The automated data collection component meant that there were technology lags between pressing the image capture button and the image being captured. Which resulted in a number of poor quality images. 

We decided to count these out of the evaluation for two reasons:

  • Firstly, the data capture wasn’t representative of how we capture data for our system. 
  • Secondly the first step in our system is to ensure we have an image of sufficient quality which upon failing the user would be required to retake the image. We only included data in our assessment that passed that test.

Summary

To summarise, there are many challenges for innovators looking to build, test and clinically validate a new technology. One of these challenges is that building high quality clinical evidence is neither simple nor a single study effort. 

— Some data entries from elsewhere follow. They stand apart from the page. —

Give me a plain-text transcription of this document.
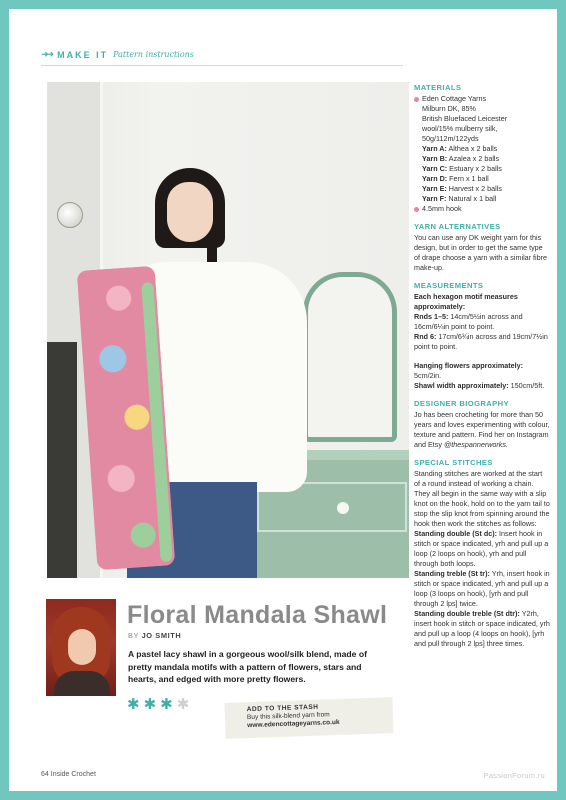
➜➜ MAKE IT Pattern instructions
MATERIALS

Eden Cottage Yarns

Milburn DK, 85%

British Bluefaced Leicester

wool/15% mulberry silk,

50g/112m/122yds

Yarn A: Althea x 2 balls

Yarn B: Azalea x 2 balls

Yarn C: Estuary x 2 balls

Yarn D: Fern x 1 ball

Yarn E: Harvest x 2 balls

Yarn F: Natural x 1 ball

4.5mm hook

YARN ALTERNATIVES

You can use any DK weight yarn for this design, but in order to get the same type of drape choose a yarn with a similar fibre make-up.

MEASUREMENTS

Each hexagon motif measures approximately:

Rnds 1–5: 14cm/5½in across and 16cm/6¼in point to point.

Rnd 6: 17cm/6¾in across and 19cm/7½in point to point.

Hanging flowers approximately: 5cm/2in.

Shawl width approximately: 150cm/5ft.

DESIGNER BIOGRAPHY

Jo has been crocheting for more than 50 years and loves experimenting with colour, texture and pattern. Find her on Instagram and Etsy @thespannerworks.

SPECIAL STITCHES

Standing stitches are worked at the start of a round instead of working a chain. They all begin in the same way with a slip knot on the hook, hold on to the yarn tail to stop the slip knot from spinning around the hook then work the stitches as follows:

Standing double (St dc): Insert hook in stitch or space indicated, yrh and pull up a loop (2 loops on hook), yrh and pull through both loops.

Standing treble (St tr): Yrh, insert hook in stitch or space indicated, yrh and pull up a loop (3 loops on hook), [yrh and pull through 2 lps] twice.

Standing double treble (St dtr): Y2rh, insert hook in stitch or space indicated, yrh and pull up a loop (4 loops on hook), [yrh and pull through 2 lps] three times.

Floral Mandala Shawl
BY JO SMITH
A pastel lacy shawl in a gorgeous wool/silk blend, made of pretty mandala motifs with a pattern of flowers, stars and hearts, and edged with more pretty flowers.
✱ ✱ ✱ ✱	ADD TO THE STASH
Buy this silk-blend yarn from
www.edencottageyarns.co.uk
64 Inside Crochet	PassionForum.ru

While I have great sympathy for innovators, the evidence must match the claims being made. The researchers in this BMJ paper have clearly shown that the evidence produced for consumer-facing skin cancer services is not sufficient. 

At Skin Analytics, our strategy involves the use of dermascopes and the integration of our AI into skin cancer pathways provided by health providers like the NHS and Vitality Health.

We have invested in the first powered prospective clinical study to evaluate our AI and designed it in a way that introduced real challenges to our system. I am proud of the clinical validation we have which show how we can support GPs to better diagnose skin cancer while dramatically reducing the referral rate into hospitals. 

We’re not stopping there though, so watch this space for more clinical validation.